Well, here are some ways I can think of for anime fans to help change what we’ve seen here.

  • Supporting the industry financially is probably the biggest. Buy the official releases! Feel free to show streams and downloads to your friends, but urge them to buy the official releases themselves, and don’t make copies of your DVDs for them; you’re only making it worse! Also, use your voice to spread the word about how downloading and streaming affects the industry!
  • Getting involved with the industry itself is another great idea. Attending anime conventions is a great way to not only keep up on the latest news, but to also purchase official merchandise you’d never find anywhere else. Also, if you want to see an anime you know of brought over to America, e-mail some anime companies such as ADV, Bandai, and FUNimation and tell them what you want!
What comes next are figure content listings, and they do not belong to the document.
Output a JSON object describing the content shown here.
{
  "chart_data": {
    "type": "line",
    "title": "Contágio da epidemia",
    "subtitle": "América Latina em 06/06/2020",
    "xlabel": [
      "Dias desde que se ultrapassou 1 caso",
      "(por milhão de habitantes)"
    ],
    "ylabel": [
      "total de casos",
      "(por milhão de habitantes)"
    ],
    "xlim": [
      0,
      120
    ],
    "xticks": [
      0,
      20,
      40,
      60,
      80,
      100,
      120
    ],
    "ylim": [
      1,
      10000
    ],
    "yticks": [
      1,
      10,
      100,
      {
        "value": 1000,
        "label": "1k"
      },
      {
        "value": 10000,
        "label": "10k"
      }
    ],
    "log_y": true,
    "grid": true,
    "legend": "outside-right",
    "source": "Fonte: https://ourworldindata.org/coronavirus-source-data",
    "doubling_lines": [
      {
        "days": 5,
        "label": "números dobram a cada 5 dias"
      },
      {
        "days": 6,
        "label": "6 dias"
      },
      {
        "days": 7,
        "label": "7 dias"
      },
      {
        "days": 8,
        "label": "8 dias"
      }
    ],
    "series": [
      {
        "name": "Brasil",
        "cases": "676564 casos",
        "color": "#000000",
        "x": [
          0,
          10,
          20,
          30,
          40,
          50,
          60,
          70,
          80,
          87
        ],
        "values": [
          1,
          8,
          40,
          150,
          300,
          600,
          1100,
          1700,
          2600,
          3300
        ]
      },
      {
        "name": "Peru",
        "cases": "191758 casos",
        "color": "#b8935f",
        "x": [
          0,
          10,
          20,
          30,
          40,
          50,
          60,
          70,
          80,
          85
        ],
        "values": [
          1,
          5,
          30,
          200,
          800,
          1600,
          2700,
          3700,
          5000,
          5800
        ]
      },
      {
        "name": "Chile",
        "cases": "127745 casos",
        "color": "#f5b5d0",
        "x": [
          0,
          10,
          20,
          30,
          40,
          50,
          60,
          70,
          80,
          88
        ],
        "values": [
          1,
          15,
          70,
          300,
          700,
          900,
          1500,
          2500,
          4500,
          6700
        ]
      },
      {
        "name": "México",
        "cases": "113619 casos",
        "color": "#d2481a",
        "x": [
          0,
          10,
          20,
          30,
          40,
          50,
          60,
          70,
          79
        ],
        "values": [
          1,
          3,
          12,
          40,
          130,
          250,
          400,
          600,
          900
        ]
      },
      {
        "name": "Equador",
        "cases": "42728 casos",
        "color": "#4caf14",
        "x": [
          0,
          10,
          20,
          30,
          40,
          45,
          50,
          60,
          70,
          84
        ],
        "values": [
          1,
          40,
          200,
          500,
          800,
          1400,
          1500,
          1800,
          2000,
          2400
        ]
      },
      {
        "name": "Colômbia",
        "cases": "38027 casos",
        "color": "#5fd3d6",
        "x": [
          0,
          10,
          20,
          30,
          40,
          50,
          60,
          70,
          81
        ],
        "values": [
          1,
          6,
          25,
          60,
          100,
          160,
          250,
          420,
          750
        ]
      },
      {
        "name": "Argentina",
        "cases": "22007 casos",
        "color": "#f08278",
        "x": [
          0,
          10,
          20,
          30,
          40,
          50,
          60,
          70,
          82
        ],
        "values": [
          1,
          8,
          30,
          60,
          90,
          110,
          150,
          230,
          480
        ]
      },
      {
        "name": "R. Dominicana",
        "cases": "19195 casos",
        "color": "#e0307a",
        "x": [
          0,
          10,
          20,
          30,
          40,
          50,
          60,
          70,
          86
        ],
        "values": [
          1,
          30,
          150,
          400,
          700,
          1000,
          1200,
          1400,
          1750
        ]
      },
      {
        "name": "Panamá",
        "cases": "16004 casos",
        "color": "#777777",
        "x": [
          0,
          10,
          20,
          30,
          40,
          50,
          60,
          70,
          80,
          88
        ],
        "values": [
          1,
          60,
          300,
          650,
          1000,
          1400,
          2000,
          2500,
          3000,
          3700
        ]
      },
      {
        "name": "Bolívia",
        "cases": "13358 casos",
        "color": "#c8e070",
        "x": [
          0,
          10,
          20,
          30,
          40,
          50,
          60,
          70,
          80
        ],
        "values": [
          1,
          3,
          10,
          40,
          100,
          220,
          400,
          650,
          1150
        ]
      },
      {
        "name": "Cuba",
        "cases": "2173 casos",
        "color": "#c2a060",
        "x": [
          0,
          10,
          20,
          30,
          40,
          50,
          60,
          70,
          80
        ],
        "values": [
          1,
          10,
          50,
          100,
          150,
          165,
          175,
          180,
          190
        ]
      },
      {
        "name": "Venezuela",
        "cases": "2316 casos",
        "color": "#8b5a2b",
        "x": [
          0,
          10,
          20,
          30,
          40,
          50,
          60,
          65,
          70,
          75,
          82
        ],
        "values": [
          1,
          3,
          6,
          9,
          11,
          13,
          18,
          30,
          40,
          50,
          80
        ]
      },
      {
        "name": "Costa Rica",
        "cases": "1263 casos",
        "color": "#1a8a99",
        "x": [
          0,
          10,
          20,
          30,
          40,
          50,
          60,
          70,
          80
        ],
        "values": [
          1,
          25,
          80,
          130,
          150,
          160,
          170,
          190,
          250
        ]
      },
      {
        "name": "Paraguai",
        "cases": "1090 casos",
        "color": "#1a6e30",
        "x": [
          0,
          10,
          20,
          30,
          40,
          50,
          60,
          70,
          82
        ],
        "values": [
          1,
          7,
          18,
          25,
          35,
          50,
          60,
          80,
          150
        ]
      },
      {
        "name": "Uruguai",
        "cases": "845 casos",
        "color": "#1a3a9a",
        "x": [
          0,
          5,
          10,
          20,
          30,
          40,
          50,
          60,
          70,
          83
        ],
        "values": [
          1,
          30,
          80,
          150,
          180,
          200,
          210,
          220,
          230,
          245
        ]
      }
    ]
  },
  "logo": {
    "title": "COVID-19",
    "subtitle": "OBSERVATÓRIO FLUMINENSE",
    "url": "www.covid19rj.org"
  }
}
If they see the fanbase, they’ll put forth the effort (we hope)!
  • Share the anime love with everyone! Invite friends over for a night of watching anime, and invite anyone who may be curious about anime. A nice big group of people is perfect for answering questions and giving opinions on the best way to start watching anime. If you see an anime that you think a friend may like, suggest it to them!

While these may not do much, they are some things we can do to improve the situation. However, that raises one final question.

Would we even want to change things?

On my Facebook, I started adding a bunch of my favorite j-pop and j-rock to my iLike application, then posted some of my favorite songs and videos with messages urging my non-anime loving friends to give the music a try. My friend Spyke then yelled at me, telling me to stop urging others to listen to it, because if it became popular in America, it would somehow be ruined. How can you blame him for being afraid of that, given what you’ve read above?

Because of the way anime is treated in America, many anime fans are reluctant to see new anime come over. However, by keeping active in the industry and supporting what you love, you can show these companies that we prefer the good ol’ unedited, original stuff. Also, we should all keep in mind that the Japanese anime companies do make money off of the American releases, and so I believe that fact should also be taken into account in these matters. It’s not as if anime will just disappear from America if we keep this up; it will also affect Japan’s anime industry.

So, in the end, the decision is really yours. If you’re not an anime fan, you can either try to get into it or just not bother. If you already are one, you can try to learn more about it and get involved in the industry, or you can just keep on being a casual watcher. Nobody can force anyone to do anything in this situation.

However, my choice is clear: I choose to be active and support the anime industry by informing others, buying my favorite titles whenever I have the financial ability to, and to just keep on enjoying it and sharing it with my friends.

Because in the end, anime is meant to be enjoyed. This is all just about preserving that enjoyment.